Many IT directors think that office parties are hard work, disruptive and dull and reject traditional ways of marking the season's celebrations with colleagues.
Less than half of those questioned had an office party, which is below the national average of 61%. One in 10 suggested the reason is a lack of enthusiasm, another 35% said Christmas celebrations at work are a chore and less than half actually enjoy work festivities.
Up to 41% complained that seasonal activities created problems of availability as colleagues or clients were inaccessible. A further 41% said the Christmas season is disruptive, only 17% wanted to entertain key business contacts and few believed the festivities boosted morale.
A mere 3% said they give gifts to colleagues.
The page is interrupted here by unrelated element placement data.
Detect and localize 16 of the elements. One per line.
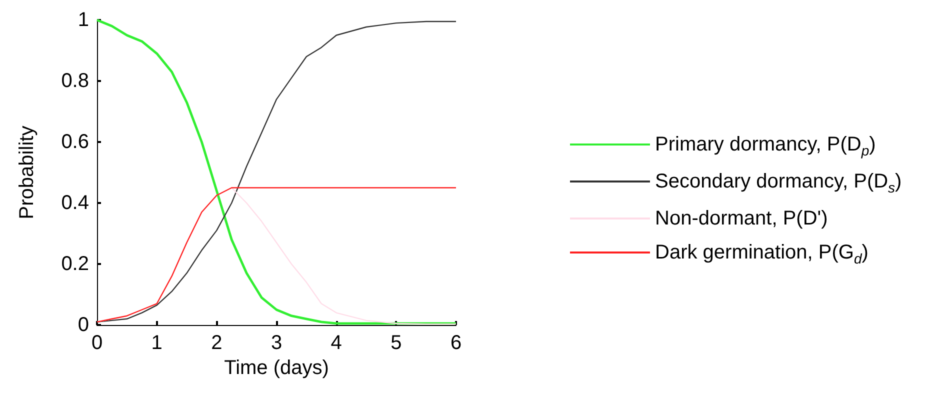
x-tick-label: 3 (270, 332, 282, 354)
y-axis-title: Probability (16, 126, 38, 220)
x-tick-label: 1 (151, 332, 162, 354)
x-tick-label: 5 (390, 332, 402, 354)
y-tick-label: 0.8 (61, 70, 89, 92)
y-tick-label: 0.2 (61, 253, 89, 275)
y-tick-label: 1 (78, 9, 89, 31)
x-tick-label: 4 (330, 332, 342, 354)
x-tick-label: 0 (91, 332, 103, 354)
y-tick-label: 0 (78, 314, 89, 336)
y-tick-label: 0.4 (61, 192, 89, 214)
y-tick-label: 0.6 (61, 131, 89, 153)
legend-label: Non-dormant, P(D') (655, 208, 828, 230)
x-tick-label: 2 (211, 332, 222, 354)
x-tick-label: 6 (450, 332, 462, 354)
x-axis-title: Time (days) (224, 356, 329, 379)
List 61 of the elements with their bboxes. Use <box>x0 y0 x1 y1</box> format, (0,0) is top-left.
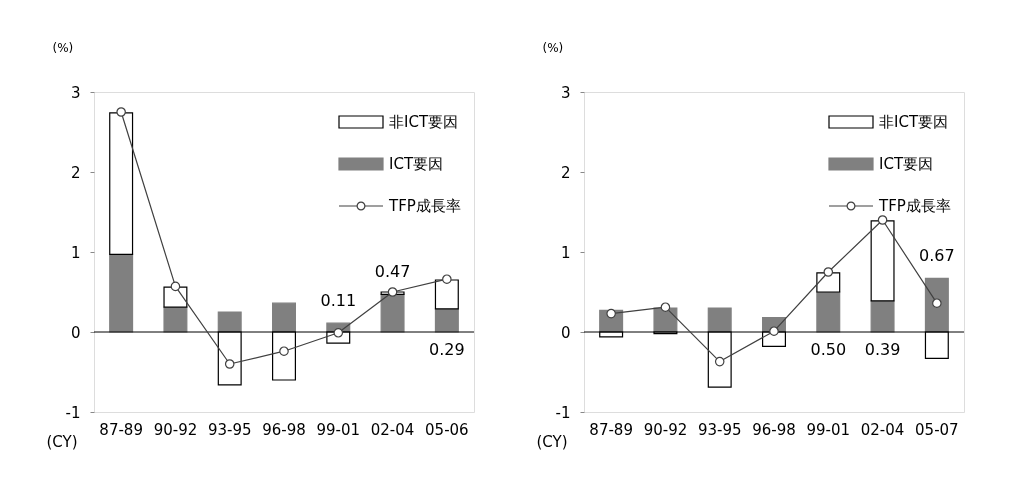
y-tick-label: 1 <box>70 243 81 262</box>
point <box>932 298 942 308</box>
x-tick-label: 05-06 <box>425 420 469 439</box>
y-axis-title: (%) <box>542 40 564 55</box>
x-tick-label: 02-04 <box>370 420 415 439</box>
point <box>224 359 235 369</box>
y-tick-label: 3 <box>70 83 81 102</box>
y-axis-title: (%) <box>52 40 74 55</box>
y-tick-label: -1 <box>65 403 81 422</box>
y-tick-label: 2 <box>70 163 81 182</box>
y-tick-label: -1 <box>555 403 571 422</box>
bar <box>816 291 841 333</box>
x-tick-label: 93-95 <box>697 420 742 439</box>
data-label: 0.50 <box>810 340 847 359</box>
point <box>170 281 181 292</box>
bar <box>272 302 296 333</box>
legend-label: TFP成長率 <box>878 197 951 215</box>
x-tick-label: 99-01 <box>316 420 361 439</box>
y-tick-label: 0 <box>560 323 571 342</box>
bar <box>380 293 405 333</box>
bar <box>707 307 732 333</box>
data-label: 0.67 <box>919 246 955 266</box>
bar <box>217 311 242 333</box>
y-tick-label: 3 <box>560 83 571 102</box>
legend-label: 非ICT要因 <box>879 113 949 131</box>
bar <box>870 300 895 333</box>
point <box>660 302 671 312</box>
point <box>387 287 398 297</box>
point <box>442 274 452 284</box>
data-label: 0.29 <box>429 340 465 359</box>
x-tick-label: 02-04 <box>860 420 905 439</box>
x-tick-label: 87-89 <box>99 420 143 439</box>
x-tick-label: 90-92 <box>153 420 198 439</box>
bar <box>434 308 459 333</box>
x-tick-label: 05-07 <box>915 420 959 439</box>
point <box>606 308 616 319</box>
legend-label: ICT要因 <box>389 155 444 173</box>
point <box>823 267 834 277</box>
data-label: 0.11 <box>320 291 357 311</box>
x-tick-label: 96-98 <box>752 420 796 439</box>
x-axis-title: (CY) <box>536 432 568 451</box>
x-tick-label: 96-98 <box>262 420 306 439</box>
point <box>769 326 779 336</box>
bar <box>109 253 134 333</box>
y-tick-label: 1 <box>560 243 571 262</box>
legend-label: 非ICT要因 <box>389 113 459 131</box>
point <box>877 215 888 225</box>
legend-label: ICT要因 <box>879 155 934 173</box>
data-label: 0.39 <box>864 340 901 359</box>
point <box>116 107 126 117</box>
y-tick-label: 0 <box>70 323 81 342</box>
y-tick-label: 2 <box>560 163 571 182</box>
point <box>279 346 289 356</box>
legend-label: TFP成長率 <box>388 197 461 215</box>
data-label: 0.47 <box>374 262 411 282</box>
x-tick-label: 90-92 <box>643 420 688 439</box>
point <box>714 356 725 367</box>
x-tick-label: 93-95 <box>207 420 252 439</box>
x-tick-label: 99-01 <box>806 420 851 439</box>
x-tick-label: 87-89 <box>589 420 633 439</box>
x-axis-title: (CY) <box>46 432 78 451</box>
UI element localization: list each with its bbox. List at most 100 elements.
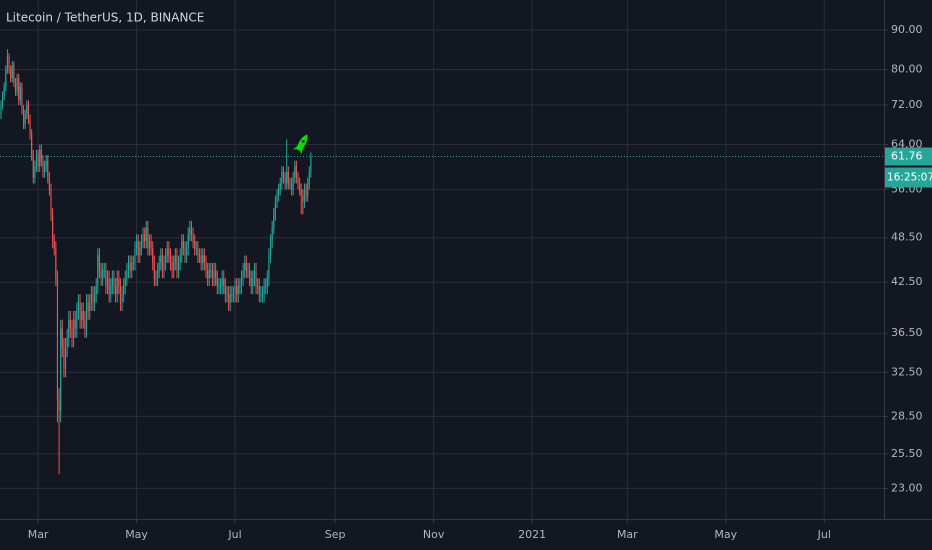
- candle-body: [155, 278, 157, 280]
- candle-body: [52, 214, 54, 242]
- candle-body: [274, 201, 276, 215]
- y-tick-label: 28.50: [891, 409, 923, 422]
- candle-body: [136, 241, 138, 249]
- candle-body: [13, 65, 15, 83]
- candle-body: [266, 278, 268, 287]
- candle-body: [48, 177, 50, 190]
- candle-body: [95, 286, 97, 295]
- candle-body: [113, 278, 115, 287]
- candle-body: [111, 278, 113, 287]
- candle-body: [160, 255, 162, 263]
- candle-body: [50, 189, 52, 215]
- candle-body: [236, 286, 238, 295]
- y-tick-label: 72.00: [891, 98, 923, 111]
- candle-body: [307, 183, 309, 196]
- candle-body: [218, 286, 220, 288]
- candle-body: [184, 248, 186, 256]
- y-tick-label: 36.50: [891, 326, 923, 339]
- candle-body: [279, 183, 281, 190]
- x-tick-label: Sep: [325, 528, 346, 541]
- chart-title: Litecoin / TetherUS, 1D, BINANCE: [6, 11, 204, 25]
- candle-body: [40, 149, 42, 161]
- candle-body: [286, 171, 288, 184]
- y-tick-label: 25.50: [891, 447, 923, 460]
- candle-body: [252, 278, 254, 287]
- candle-body: [216, 278, 218, 287]
- x-tick-label: Jul: [227, 528, 241, 541]
- candle-body: [85, 302, 88, 329]
- candle-body: [194, 241, 196, 249]
- candle-body: [240, 278, 243, 287]
- candle-body: [189, 227, 191, 235]
- candle-body: [2, 95, 4, 105]
- candle-body: [150, 241, 152, 249]
- candle-body: [224, 286, 226, 295]
- candle-body: [165, 255, 167, 263]
- rocket-body: [296, 134, 308, 152]
- candle-body: [202, 255, 204, 263]
- candle-body: [287, 171, 289, 184]
- candle-body: [39, 149, 41, 167]
- candle-body: [265, 286, 267, 288]
- candle-body: [47, 160, 49, 178]
- candle-body: [82, 310, 84, 320]
- candle-body: [290, 183, 293, 190]
- candle-body: [295, 166, 297, 178]
- candle-body: [171, 262, 173, 271]
- candle-body: [282, 171, 285, 178]
- candle-body: [129, 262, 131, 271]
- x-tick-label: Jul: [817, 528, 831, 541]
- candle-body: [0, 104, 2, 115]
- candle-body: [268, 255, 270, 279]
- candle-body: [213, 270, 215, 279]
- candle-body: [302, 195, 304, 202]
- countdown-label: 16:25:07: [887, 172, 932, 184]
- rocket-fins: [293, 144, 303, 155]
- candle-body: [71, 328, 73, 338]
- candle-body: [269, 241, 272, 256]
- candle-body: [166, 248, 168, 256]
- candle-body: [53, 241, 55, 249]
- candle-body: [177, 262, 180, 271]
- candle-body: [56, 278, 59, 400]
- candle-body: [10, 69, 12, 79]
- candle-body: [43, 166, 46, 172]
- candle-body: [32, 155, 34, 178]
- candle-body: [163, 262, 165, 271]
- candle-body: [173, 262, 175, 271]
- candle-body: [198, 255, 201, 257]
- candle-body: [228, 294, 230, 303]
- grid: [0, 0, 884, 519]
- candle-body: [219, 286, 222, 288]
- candle-body: [145, 227, 147, 242]
- candle-body: [142, 234, 144, 242]
- candle-body: [300, 189, 302, 196]
- candle-body: [192, 234, 194, 242]
- candle-body: [205, 262, 207, 271]
- plot-area: [0, 49, 884, 475]
- x-tick-label: Mar: [617, 528, 638, 541]
- candle-body: [55, 248, 57, 279]
- x-tick-label: 2021: [518, 528, 546, 541]
- candle-body: [116, 278, 118, 295]
- candle-body: [81, 310, 83, 320]
- candle-body: [102, 270, 104, 279]
- candle-body: [297, 177, 299, 184]
- candle-body: [92, 294, 94, 303]
- candle-body: [271, 227, 273, 242]
- candle-body: [245, 262, 247, 271]
- candle-body: [21, 86, 23, 110]
- candle-body: [299, 183, 301, 190]
- candle-body: [131, 262, 133, 271]
- candle-body: [126, 270, 128, 279]
- candle-body: [147, 227, 149, 249]
- candle-body: [144, 234, 146, 242]
- candle-body: [255, 270, 257, 287]
- candle-body: [26, 104, 28, 115]
- x-tick-label: May: [125, 528, 148, 541]
- candle-body: [308, 171, 310, 184]
- candle-body: [207, 270, 209, 279]
- y-tick-label: 32.50: [891, 365, 923, 378]
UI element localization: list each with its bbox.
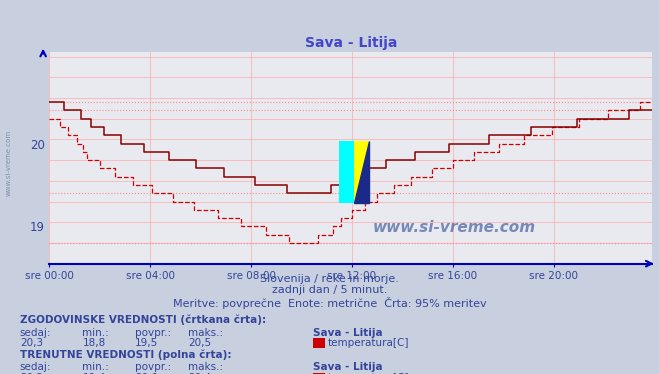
- Text: maks.:: maks.:: [188, 362, 223, 372]
- Text: 20,2: 20,2: [20, 373, 43, 374]
- Text: Sava - Litija: Sava - Litija: [313, 362, 383, 372]
- Text: 19,4: 19,4: [82, 373, 105, 374]
- Text: sedaj:: sedaj:: [20, 328, 51, 338]
- Text: 20,0: 20,0: [135, 373, 158, 374]
- Text: 20,4: 20,4: [188, 373, 211, 374]
- Text: Meritve: povprečne  Enote: metrične  Črta: 95% meritev: Meritve: povprečne Enote: metrične Črta:…: [173, 297, 486, 309]
- Text: www.si-vreme.com: www.si-vreme.com: [373, 220, 536, 234]
- Text: 20,5: 20,5: [188, 338, 211, 349]
- Bar: [339, 141, 369, 203]
- Text: sedaj:: sedaj:: [20, 362, 51, 372]
- Text: temperatura[C]: temperatura[C]: [328, 338, 410, 349]
- Bar: [339, 141, 354, 203]
- Polygon shape: [354, 141, 369, 203]
- Text: 20,3: 20,3: [20, 338, 43, 349]
- Text: TRENUTNE VREDNOSTI (polna črta):: TRENUTNE VREDNOSTI (polna črta):: [20, 350, 231, 360]
- Text: povpr.:: povpr.:: [135, 362, 171, 372]
- Text: 18,8: 18,8: [82, 338, 105, 349]
- Text: maks.:: maks.:: [188, 328, 223, 338]
- Text: povpr.:: povpr.:: [135, 328, 171, 338]
- Text: zadnji dan / 5 minut.: zadnji dan / 5 minut.: [272, 285, 387, 295]
- Text: min.:: min.:: [82, 328, 109, 338]
- Title: Sava - Litija: Sava - Litija: [304, 36, 397, 50]
- Text: www.si-vreme.com: www.si-vreme.com: [5, 130, 12, 196]
- Text: Slovenija / reke in morje.: Slovenija / reke in morje.: [260, 274, 399, 284]
- Text: Sava - Litija: Sava - Litija: [313, 328, 383, 338]
- Text: 19,5: 19,5: [135, 338, 158, 349]
- Text: ZGODOVINSKE VREDNOSTI (črtkana črta):: ZGODOVINSKE VREDNOSTI (črtkana črta):: [20, 315, 266, 325]
- Text: temperatura[C]: temperatura[C]: [328, 373, 410, 374]
- Text: min.:: min.:: [82, 362, 109, 372]
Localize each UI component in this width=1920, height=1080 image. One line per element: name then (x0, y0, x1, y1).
Secret Santa will also be climbing down fewer IT office chimneys this year, with only two IT managers out of 10 running mystery gift schemes.
But the results showed that although cynicism towards festivities in the workplace is prevalent among IT managers, they choose not to reject Christmas completely.
Up to 74% see the festive period as a time to re-charge their batteries and 44% said it was a chance to see friends and family.
Bruce Reed, IT director at Alliance-Unichem, said he would rather enjoy the festivities with friends and family than colleagues.
"I enjoy Christmas not for Christmas itself but for how many days off in a row I can have without using lots of holiday," he said.